الْحَمْدُ لِلَّهِ الَّذِي وَهَبَ لِي عَلَى الْكِبَرِ إِسْمَاعِيلَ وَإِسْحَاقَ ۚ إِنَّ رَبِّي لَسَمِيعُ الدُّعَاءِ
( 39 )
Geloofd zij God, die mij op mijne oude jaren Ismaël en Izaak heeft gegeven; want mijn Heer verhoort de ootmoedige beden.
رَبِّ اجْعَلْنِي مُقِيمَ الصَّلَاةِ وَمِن ذُرِّيَّتِي ۚ رَبَّنَا وَتَقَبَّلْ دُعَاءِ
( 40 )
O Heer! vergun dat ik het gebed in acht neme, gelijk een gedeelte mijner nakomelingschap. O Heer! en verhoor mijne bede.
رَبَّنَا اغْفِرْ لِي وَلِوَالِدَيَّ وَلِلْمُؤْمِنِينَ يَوْمَ يَقُومُ الْحِسَابُ
( 41 )
O Heer! vergeef mij en mijnen ouders en den geloovigen op den dag dat de rekening zal worden opgemaakt.
وَلَا تَحْسَبَنَّ اللَّهَ غَافِلًا عَمَّا يَعْمَلُ الظَّالِمُونَ ۚ إِنَّمَا يُؤَخِّرُهُمْ لِيَوْمٍ تَشْخَصُ فِيهِ الْأَبْصَارُ
( 42 )
Denk niet, o profeet, dat God niet opmerkt wat de goddeloozen doen. Hij stelt slechts hunne straf uit tot den dag, waarop de oogen der menschen op den hemel zullen worden gevestigd.

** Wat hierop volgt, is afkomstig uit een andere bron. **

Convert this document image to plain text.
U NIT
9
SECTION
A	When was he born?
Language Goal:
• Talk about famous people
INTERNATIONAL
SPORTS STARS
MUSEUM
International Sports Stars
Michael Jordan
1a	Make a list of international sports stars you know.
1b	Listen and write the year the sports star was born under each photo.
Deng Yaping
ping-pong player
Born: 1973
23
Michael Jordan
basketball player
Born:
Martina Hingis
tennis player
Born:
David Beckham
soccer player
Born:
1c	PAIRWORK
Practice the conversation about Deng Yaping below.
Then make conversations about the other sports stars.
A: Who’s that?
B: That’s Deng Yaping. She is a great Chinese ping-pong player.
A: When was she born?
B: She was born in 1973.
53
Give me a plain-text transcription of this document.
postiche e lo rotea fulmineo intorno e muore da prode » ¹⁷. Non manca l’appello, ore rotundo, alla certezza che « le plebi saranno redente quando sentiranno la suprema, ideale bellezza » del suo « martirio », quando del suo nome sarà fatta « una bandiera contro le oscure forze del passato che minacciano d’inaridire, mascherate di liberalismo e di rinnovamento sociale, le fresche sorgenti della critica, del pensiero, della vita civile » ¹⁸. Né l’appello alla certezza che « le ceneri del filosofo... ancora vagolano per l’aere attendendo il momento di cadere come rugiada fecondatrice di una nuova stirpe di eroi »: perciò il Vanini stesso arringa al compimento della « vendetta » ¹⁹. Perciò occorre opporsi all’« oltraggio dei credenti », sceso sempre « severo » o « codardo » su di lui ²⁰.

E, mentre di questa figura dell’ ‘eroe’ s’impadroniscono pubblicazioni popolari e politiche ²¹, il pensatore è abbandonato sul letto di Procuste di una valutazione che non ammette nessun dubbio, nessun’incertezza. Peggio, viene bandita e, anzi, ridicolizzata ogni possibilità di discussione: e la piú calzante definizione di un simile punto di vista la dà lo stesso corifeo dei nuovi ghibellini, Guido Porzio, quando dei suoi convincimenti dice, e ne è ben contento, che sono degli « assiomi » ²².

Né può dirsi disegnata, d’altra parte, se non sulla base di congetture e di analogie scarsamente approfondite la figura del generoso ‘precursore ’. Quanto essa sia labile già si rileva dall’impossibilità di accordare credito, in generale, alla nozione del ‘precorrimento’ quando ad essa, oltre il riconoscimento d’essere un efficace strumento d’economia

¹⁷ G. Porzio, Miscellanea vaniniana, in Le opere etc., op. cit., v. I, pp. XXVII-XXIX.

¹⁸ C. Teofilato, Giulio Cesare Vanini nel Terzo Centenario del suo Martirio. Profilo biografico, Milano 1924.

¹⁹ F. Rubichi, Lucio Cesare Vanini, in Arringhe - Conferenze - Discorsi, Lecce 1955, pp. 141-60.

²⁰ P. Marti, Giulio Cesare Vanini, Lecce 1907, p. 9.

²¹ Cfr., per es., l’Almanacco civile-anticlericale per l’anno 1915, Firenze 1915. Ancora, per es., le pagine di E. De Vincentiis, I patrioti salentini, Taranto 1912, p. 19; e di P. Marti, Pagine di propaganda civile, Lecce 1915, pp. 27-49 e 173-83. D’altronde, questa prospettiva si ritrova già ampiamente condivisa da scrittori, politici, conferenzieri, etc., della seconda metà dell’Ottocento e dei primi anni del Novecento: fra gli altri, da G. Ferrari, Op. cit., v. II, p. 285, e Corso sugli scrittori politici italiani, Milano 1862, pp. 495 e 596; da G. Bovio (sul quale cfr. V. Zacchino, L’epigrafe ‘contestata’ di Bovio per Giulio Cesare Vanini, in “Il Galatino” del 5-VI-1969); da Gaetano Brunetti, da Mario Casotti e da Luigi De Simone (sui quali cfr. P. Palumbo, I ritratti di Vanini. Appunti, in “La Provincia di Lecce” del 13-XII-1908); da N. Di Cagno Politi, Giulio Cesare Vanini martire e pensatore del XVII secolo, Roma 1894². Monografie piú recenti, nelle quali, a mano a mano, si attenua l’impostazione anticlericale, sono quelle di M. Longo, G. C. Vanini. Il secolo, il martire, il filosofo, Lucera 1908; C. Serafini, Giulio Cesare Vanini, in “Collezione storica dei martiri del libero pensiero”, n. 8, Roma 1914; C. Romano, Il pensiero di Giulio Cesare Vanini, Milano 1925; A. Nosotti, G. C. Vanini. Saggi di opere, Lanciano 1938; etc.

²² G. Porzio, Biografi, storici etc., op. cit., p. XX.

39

مُهْطِعِينَ مُقْنِعِي رُءُوسِهِمْ لَا يَرْتَدُّ إِلَيْهِمْ طَرْفُهُمْ ۖ وَأَفْئِدَتُهُمْ هَوَاءٌ
( 43 )
Zij zullen zich haasten vooruit te komen, als de stem des engels tot het oordeel zal oproepen; zij zullen hunne hoofden opheffen, maar zij zullen niet in staat zijn hun gezicht af te wenden van het voorwerp, waarop dat zal zijn gevestigd, en hunne harten zullen ledig wezen.

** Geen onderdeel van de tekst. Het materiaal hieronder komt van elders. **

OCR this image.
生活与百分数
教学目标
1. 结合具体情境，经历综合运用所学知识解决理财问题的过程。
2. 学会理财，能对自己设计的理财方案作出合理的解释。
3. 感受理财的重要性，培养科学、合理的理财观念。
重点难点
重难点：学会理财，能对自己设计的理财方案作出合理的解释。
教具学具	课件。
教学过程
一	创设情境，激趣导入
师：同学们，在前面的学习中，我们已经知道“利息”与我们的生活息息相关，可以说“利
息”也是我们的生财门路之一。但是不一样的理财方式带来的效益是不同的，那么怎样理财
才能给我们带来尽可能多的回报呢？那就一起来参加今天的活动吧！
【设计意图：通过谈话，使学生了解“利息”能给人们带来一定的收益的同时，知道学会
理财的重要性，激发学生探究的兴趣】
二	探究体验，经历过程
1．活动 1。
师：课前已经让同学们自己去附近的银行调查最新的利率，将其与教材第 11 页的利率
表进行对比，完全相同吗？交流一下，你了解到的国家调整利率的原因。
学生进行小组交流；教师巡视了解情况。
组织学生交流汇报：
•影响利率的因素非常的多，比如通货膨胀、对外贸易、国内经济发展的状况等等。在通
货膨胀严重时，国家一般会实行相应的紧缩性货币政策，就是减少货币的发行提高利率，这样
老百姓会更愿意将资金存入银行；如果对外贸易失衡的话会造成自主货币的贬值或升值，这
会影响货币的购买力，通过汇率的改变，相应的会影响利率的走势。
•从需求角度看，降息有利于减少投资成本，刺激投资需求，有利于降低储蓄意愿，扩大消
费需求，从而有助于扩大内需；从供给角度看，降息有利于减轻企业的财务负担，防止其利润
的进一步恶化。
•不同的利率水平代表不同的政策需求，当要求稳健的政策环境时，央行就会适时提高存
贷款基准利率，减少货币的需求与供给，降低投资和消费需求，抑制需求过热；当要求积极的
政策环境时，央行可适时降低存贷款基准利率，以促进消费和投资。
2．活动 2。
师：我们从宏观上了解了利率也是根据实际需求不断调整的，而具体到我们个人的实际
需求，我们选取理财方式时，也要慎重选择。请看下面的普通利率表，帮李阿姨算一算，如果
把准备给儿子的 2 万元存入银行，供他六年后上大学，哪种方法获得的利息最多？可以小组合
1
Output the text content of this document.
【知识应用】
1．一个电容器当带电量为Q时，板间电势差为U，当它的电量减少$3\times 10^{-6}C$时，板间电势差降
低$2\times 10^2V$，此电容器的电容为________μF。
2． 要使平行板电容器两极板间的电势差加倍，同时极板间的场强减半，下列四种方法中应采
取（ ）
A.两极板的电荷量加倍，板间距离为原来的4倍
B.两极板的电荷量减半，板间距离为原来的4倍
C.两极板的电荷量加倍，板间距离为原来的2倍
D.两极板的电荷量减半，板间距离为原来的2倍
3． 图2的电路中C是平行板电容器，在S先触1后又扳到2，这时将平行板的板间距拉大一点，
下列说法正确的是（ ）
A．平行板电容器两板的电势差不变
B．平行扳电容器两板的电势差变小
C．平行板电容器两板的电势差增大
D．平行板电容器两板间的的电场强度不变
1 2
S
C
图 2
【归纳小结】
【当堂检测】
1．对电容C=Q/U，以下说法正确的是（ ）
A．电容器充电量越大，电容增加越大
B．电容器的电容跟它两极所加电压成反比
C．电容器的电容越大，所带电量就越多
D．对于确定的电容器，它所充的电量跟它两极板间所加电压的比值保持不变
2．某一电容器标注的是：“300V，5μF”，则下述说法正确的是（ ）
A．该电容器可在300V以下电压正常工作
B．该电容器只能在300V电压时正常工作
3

وَأَنذِرِ النَّاسَ يَوْمَ يَأْتِيهِمُ الْعَذَابُ فَيَقُولُ الَّذِينَ ظَلَمُوا رَبَّنَا أَخِّرْنَا إِلَىٰ أَجَلٍ قَرِيبٍ نُّجِبْ دَعْوَتَكَ وَنَتَّبِعِ الرُّسُلَ ۗ أَوَلَمْ تَكُونُوا أَقْسَمْتُم مِّن قَبْلُ مَا لَكُم مِّن زَوَالٍ
( 44 )
Daarom dreig de menschen met den dag, waarop hun de straf zal worden opgelegd. Waarop zij, die onrechtvaardig hebben gehandeld, zullen zeggen: O Heer! geef ons uitstel tot een nabij gelegen tijdstip. En wij zullen uwe oproeping tot het geloof gehoorzamen en uwe gezanten volgen. Maar men zal hun antwoorden: Zwoert gij niet vroeger, dat gij nimmer zoudt veranderen?

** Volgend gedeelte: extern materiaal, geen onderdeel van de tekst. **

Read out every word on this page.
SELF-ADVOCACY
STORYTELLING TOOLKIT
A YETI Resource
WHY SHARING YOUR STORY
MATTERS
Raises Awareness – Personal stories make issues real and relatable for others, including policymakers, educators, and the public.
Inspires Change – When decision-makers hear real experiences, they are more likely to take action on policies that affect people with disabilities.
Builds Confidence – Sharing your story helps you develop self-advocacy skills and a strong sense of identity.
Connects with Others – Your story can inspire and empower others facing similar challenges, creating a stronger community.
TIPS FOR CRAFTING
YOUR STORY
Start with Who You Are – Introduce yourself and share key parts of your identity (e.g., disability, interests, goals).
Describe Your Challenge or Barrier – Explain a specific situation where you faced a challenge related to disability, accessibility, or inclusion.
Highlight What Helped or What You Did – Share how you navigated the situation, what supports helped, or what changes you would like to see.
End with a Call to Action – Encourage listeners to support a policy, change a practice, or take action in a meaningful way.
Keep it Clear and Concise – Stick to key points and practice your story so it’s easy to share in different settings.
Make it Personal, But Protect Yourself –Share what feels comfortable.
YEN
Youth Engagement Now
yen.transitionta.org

وَسَكَنتُمْ فِي مَسَاكِنِ الَّذِينَ ظَلَمُوا أَنفُسَهُمْ وَتَبَيَّنَ لَكُمْ كَيْفَ فَعَلْنَا بِهِمْ وَضَرَبْنَا لَكُمُ الْأَمْثَالَ
( 45 )
Thans woont gij in de verblijven van hen, die hunne eigene zielen onrechtvaardig hebben behandeld, en het is u duidelijk, hoe wij met hen hebben gehandeld, en wij stelden u hunne vernietiging als voorbeelden.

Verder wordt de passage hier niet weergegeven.